Since its advent in the mid 1990s, digitalization has offered opportunities for digital-savvy Korean companies to compete with global companies from the US, the EU and Japan on an equal footing across an array of industries. As a result, Korean electronics companies, which produced their first color TV two decades later than their Japanese counterparts, have taken the lead in the LCD and LED TV markets. On the auto front, Korean auto makers have narrowed the gap between global auto makers by replacing much of their analogue technology with IT. However, Korea's digital-based strengths in product quality and price competitiveness are being threatened by companies in the emerging markets. Since digitalization is built on standardized and modular parts, emerging markets have developed the ability to produce comparable products through global sourcing in a short time. In the midst of rapid commoditization of products, Korean companies need to do business differently from simply competing for speed and lower prices to discovering the "hidden competitiveness" that latecomers cannot easily imitate.

Korean companies will thus need to step up efforts to raise their "analogue competitiveness" to move to the next level. Although the word "analogue" is diversely used, analogue competitiveness in this paper can be defined as the ability to reflect intrinsic human emotions and behavior in products. It encompasses concepts ranging from a combination of analogue features and digital technology in product planning and development to the concept of craftsmanship at the production stage. Analogue competitiveness has recently basked in the lime light as a growing number of products that factor in analogue emotions and behavior have become global hits. Cases in point are interfaces like the iPod Shuffle and iPhone's touch interface that exquisitely reflect people's desires to freely control their devices.

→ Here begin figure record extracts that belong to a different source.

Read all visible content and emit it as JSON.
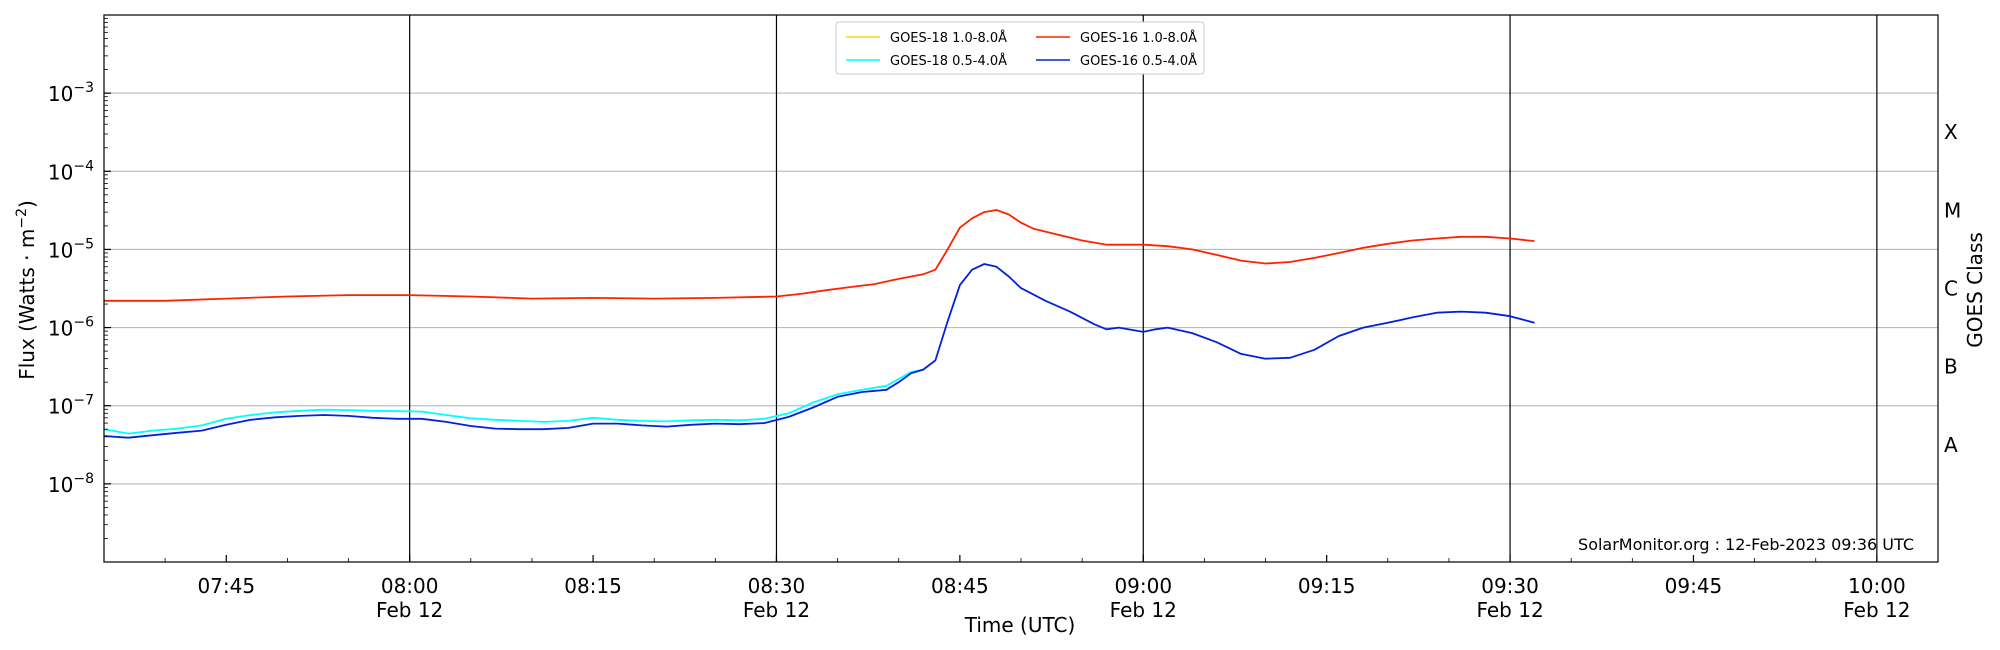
{
  "chart_data": {
    "type": "line",
    "xlabel": "Time (UTC)",
    "ylabel": "Flux (Watts · m",
    "ylabel_sup": "−2",
    "ylabel_close": ")",
    "right_label": "GOES Class",
    "ylim": [
      1e-09,
      0.01
    ],
    "y_scale": "log",
    "xlim": [
      "07:35",
      "10:05"
    ],
    "y_ticks": [
      {
        "value": 1e-08,
        "base": "10",
        "exp": "−8"
      },
      {
        "value": 1e-07,
        "base": "10",
        "exp": "−7"
      },
      {
        "value": 1e-06,
        "base": "10",
        "exp": "−6"
      },
      {
        "value": 1e-05,
        "base": "10",
        "exp": "−5"
      },
      {
        "value": 0.0001,
        "base": "10",
        "exp": "−4"
      },
      {
        "value": 0.001,
        "base": "10",
        "exp": "−3"
      }
    ],
    "x_ticks": [
      {
        "time": "07:45",
        "label": "07:45",
        "sub": ""
      },
      {
        "time": "08:00",
        "label": "08:00",
        "sub": "Feb 12"
      },
      {
        "time": "08:15",
        "label": "08:15",
        "sub": ""
      },
      {
        "time": "08:30",
        "label": "08:30",
        "sub": "Feb 12"
      },
      {
        "time": "08:45",
        "label": "08:45",
        "sub": ""
      },
      {
        "time": "09:00",
        "label": "09:00",
        "sub": "Feb 12"
      },
      {
        "time": "09:15",
        "label": "09:15",
        "sub": ""
      },
      {
        "time": "09:30",
        "label": "09:30",
        "sub": "Feb 12"
      },
      {
        "time": "09:45",
        "label": "09:45",
        "sub": ""
      },
      {
        "time": "10:00",
        "label": "10:00",
        "sub": "Feb 12"
      }
    ],
    "vertical_lines": [
      "08:00",
      "08:30",
      "09:00",
      "09:30",
      "10:00"
    ],
    "goes_classes": [
      {
        "label": "A",
        "value": 3.16e-08
      },
      {
        "label": "B",
        "value": 3.16e-07
      },
      {
        "label": "C",
        "value": 3.16e-06
      },
      {
        "label": "M",
        "value": 3.16e-05
      },
      {
        "label": "X",
        "value": 0.000316
      }
    ],
    "legend": {
      "placement": "top-center"
    },
    "grid": true,
    "footer": "SolarMonitor.org : 12-Feb-2023 09:36 UTC",
    "series": [
      {
        "name": "GOES-18 1.0-8.0Å",
        "color": "#FFD700",
        "points": []
      },
      {
        "name": "GOES-18 0.5-4.0Å",
        "color": "#00FFFF",
        "points": [
          [
            "07:35",
            5e-08
          ],
          [
            "07:37",
            4.4e-08
          ],
          [
            "07:39",
            4.8e-08
          ],
          [
            "07:41",
            5.1e-08
          ],
          [
            "07:43",
            5.6e-08
          ],
          [
            "07:45",
            6.8e-08
          ],
          [
            "07:47",
            7.6e-08
          ],
          [
            "07:49",
            8.2e-08
          ],
          [
            "07:51",
            8.6e-08
          ],
          [
            "07:53",
            8.9e-08
          ],
          [
            "07:55",
            8.8e-08
          ],
          [
            "07:57",
            8.6e-08
          ],
          [
            "07:59",
            8.5e-08
          ],
          [
            "08:01",
            8.4e-08
          ],
          [
            "08:03",
            7.6e-08
          ],
          [
            "08:05",
            6.9e-08
          ],
          [
            "08:07",
            6.6e-08
          ],
          [
            "08:09",
            6.4e-08
          ],
          [
            "08:11",
            6.2e-08
          ],
          [
            "08:13",
            6.4e-08
          ],
          [
            "08:15",
            7e-08
          ],
          [
            "08:17",
            6.6e-08
          ],
          [
            "08:19",
            6.4e-08
          ],
          [
            "08:21",
            6.3e-08
          ],
          [
            "08:23",
            6.5e-08
          ],
          [
            "08:25",
            6.6e-08
          ],
          [
            "08:27",
            6.5e-08
          ],
          [
            "08:29",
            6.8e-08
          ],
          [
            "08:31",
            8e-08
          ],
          [
            "08:33",
            1.1e-07
          ],
          [
            "08:35",
            1.4e-07
          ],
          [
            "08:37",
            1.6e-07
          ],
          [
            "08:39",
            1.8e-07
          ],
          [
            "08:40",
            2.2e-07
          ],
          [
            "08:41",
            2.7e-07
          ],
          [
            "08:42",
            2.9e-07
          ]
        ]
      },
      {
        "name": "GOES-16 1.0-8.0Å",
        "color": "#FF2200",
        "points": [
          [
            "07:35",
            2.2e-06
          ],
          [
            "07:40",
            2.2e-06
          ],
          [
            "07:45",
            2.35e-06
          ],
          [
            "07:50",
            2.5e-06
          ],
          [
            "07:55",
            2.6e-06
          ],
          [
            "08:00",
            2.6e-06
          ],
          [
            "08:05",
            2.5e-06
          ],
          [
            "08:10",
            2.35e-06
          ],
          [
            "08:15",
            2.4e-06
          ],
          [
            "08:20",
            2.35e-06
          ],
          [
            "08:25",
            2.4e-06
          ],
          [
            "08:30",
            2.5e-06
          ],
          [
            "08:32",
            2.7e-06
          ],
          [
            "08:34",
            3e-06
          ],
          [
            "08:36",
            3.3e-06
          ],
          [
            "08:38",
            3.6e-06
          ],
          [
            "08:40",
            4.2e-06
          ],
          [
            "08:42",
            4.8e-06
          ],
          [
            "08:43",
            5.5e-06
          ],
          [
            "08:44",
            1e-05
          ],
          [
            "08:45",
            1.9e-05
          ],
          [
            "08:46",
            2.5e-05
          ],
          [
            "08:47",
            3e-05
          ],
          [
            "08:48",
            3.2e-05
          ],
          [
            "08:49",
            2.8e-05
          ],
          [
            "08:50",
            2.2e-05
          ],
          [
            "08:51",
            1.85e-05
          ],
          [
            "08:53",
            1.55e-05
          ],
          [
            "08:55",
            1.3e-05
          ],
          [
            "08:57",
            1.15e-05
          ],
          [
            "09:00",
            1.15e-05
          ],
          [
            "09:02",
            1.1e-05
          ],
          [
            "09:04",
            1e-05
          ],
          [
            "09:06",
            8.5e-06
          ],
          [
            "09:08",
            7.2e-06
          ],
          [
            "09:10",
            6.6e-06
          ],
          [
            "09:12",
            6.9e-06
          ],
          [
            "09:14",
            7.8e-06
          ],
          [
            "09:16",
            9e-06
          ],
          [
            "09:18",
            1.05e-05
          ],
          [
            "09:20",
            1.18e-05
          ],
          [
            "09:22",
            1.3e-05
          ],
          [
            "09:24",
            1.38e-05
          ],
          [
            "09:26",
            1.45e-05
          ],
          [
            "09:28",
            1.45e-05
          ],
          [
            "09:30",
            1.38e-05
          ],
          [
            "09:32",
            1.28e-05
          ]
        ]
      },
      {
        "name": "GOES-16 0.5-4.0Å",
        "color": "#0022DD",
        "points": [
          [
            "07:35",
            4.1e-08
          ],
          [
            "07:37",
            3.9e-08
          ],
          [
            "07:39",
            4.2e-08
          ],
          [
            "07:41",
            4.5e-08
          ],
          [
            "07:43",
            4.8e-08
          ],
          [
            "07:45",
            5.7e-08
          ],
          [
            "07:47",
            6.6e-08
          ],
          [
            "07:49",
            7.1e-08
          ],
          [
            "07:51",
            7.4e-08
          ],
          [
            "07:53",
            7.6e-08
          ],
          [
            "07:55",
            7.4e-08
          ],
          [
            "07:57",
            7e-08
          ],
          [
            "07:59",
            6.8e-08
          ],
          [
            "08:01",
            6.8e-08
          ],
          [
            "08:03",
            6.2e-08
          ],
          [
            "08:05",
            5.5e-08
          ],
          [
            "08:07",
            5.1e-08
          ],
          [
            "08:09",
            5e-08
          ],
          [
            "08:11",
            5e-08
          ],
          [
            "08:13",
            5.2e-08
          ],
          [
            "08:15",
            5.9e-08
          ],
          [
            "08:17",
            5.9e-08
          ],
          [
            "08:19",
            5.6e-08
          ],
          [
            "08:21",
            5.4e-08
          ],
          [
            "08:23",
            5.7e-08
          ],
          [
            "08:25",
            5.9e-08
          ],
          [
            "08:27",
            5.8e-08
          ],
          [
            "08:29",
            6e-08
          ],
          [
            "08:31",
            7.2e-08
          ],
          [
            "08:33",
            9.5e-08
          ],
          [
            "08:35",
            1.3e-07
          ],
          [
            "08:37",
            1.5e-07
          ],
          [
            "08:39",
            1.6e-07
          ],
          [
            "08:40",
            2e-07
          ],
          [
            "08:41",
            2.6e-07
          ],
          [
            "08:42",
            2.9e-07
          ],
          [
            "08:43",
            3.8e-07
          ],
          [
            "08:44",
            1.2e-06
          ],
          [
            "08:45",
            3.5e-06
          ],
          [
            "08:46",
            5.5e-06
          ],
          [
            "08:47",
            6.5e-06
          ],
          [
            "08:48",
            6e-06
          ],
          [
            "08:49",
            4.5e-06
          ],
          [
            "08:50",
            3.2e-06
          ],
          [
            "08:52",
            2.2e-06
          ],
          [
            "08:54",
            1.6e-06
          ],
          [
            "08:56",
            1.1e-06
          ],
          [
            "08:57",
            9.5e-07
          ],
          [
            "08:58",
            1e-06
          ],
          [
            "09:00",
            8.8e-07
          ],
          [
            "09:01",
            9.5e-07
          ],
          [
            "09:02",
            1e-06
          ],
          [
            "09:04",
            8.5e-07
          ],
          [
            "09:06",
            6.5e-07
          ],
          [
            "09:08",
            4.6e-07
          ],
          [
            "09:10",
            4e-07
          ],
          [
            "09:12",
            4.1e-07
          ],
          [
            "09:14",
            5.2e-07
          ],
          [
            "09:16",
            7.8e-07
          ],
          [
            "09:18",
            1e-06
          ],
          [
            "09:20",
            1.15e-06
          ],
          [
            "09:22",
            1.35e-06
          ],
          [
            "09:24",
            1.55e-06
          ],
          [
            "09:26",
            1.6e-06
          ],
          [
            "09:28",
            1.55e-06
          ],
          [
            "09:30",
            1.4e-06
          ],
          [
            "09:32",
            1.15e-06
          ]
        ]
      }
    ]
  }
}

This paper sheds light on the typical analogue competitiveness according to sector (planning & designing, production and marketing) and provides detailed information on each. First of all, analogue competitiveness at the planning and designing stage means reflecting consumers' emotions in product concepts, interfaces, etc. Cases in point are intuitive user interfaces (UI) and designs that value emotion. Analogue competitiveness at the production stage entails high-value added molds and integrated optimization technology, which refers to the ability to understand electrical and mechanical properties of materials and parts and freely make adjustments for the sake of product quality. Marketing analogue competitiveness takes advantage of the human desire to share emotions with others: it creates product-related, emotion-arousing stories on- and offline and tries to spread them as widely as possible- for example, a personality-imbued online communication.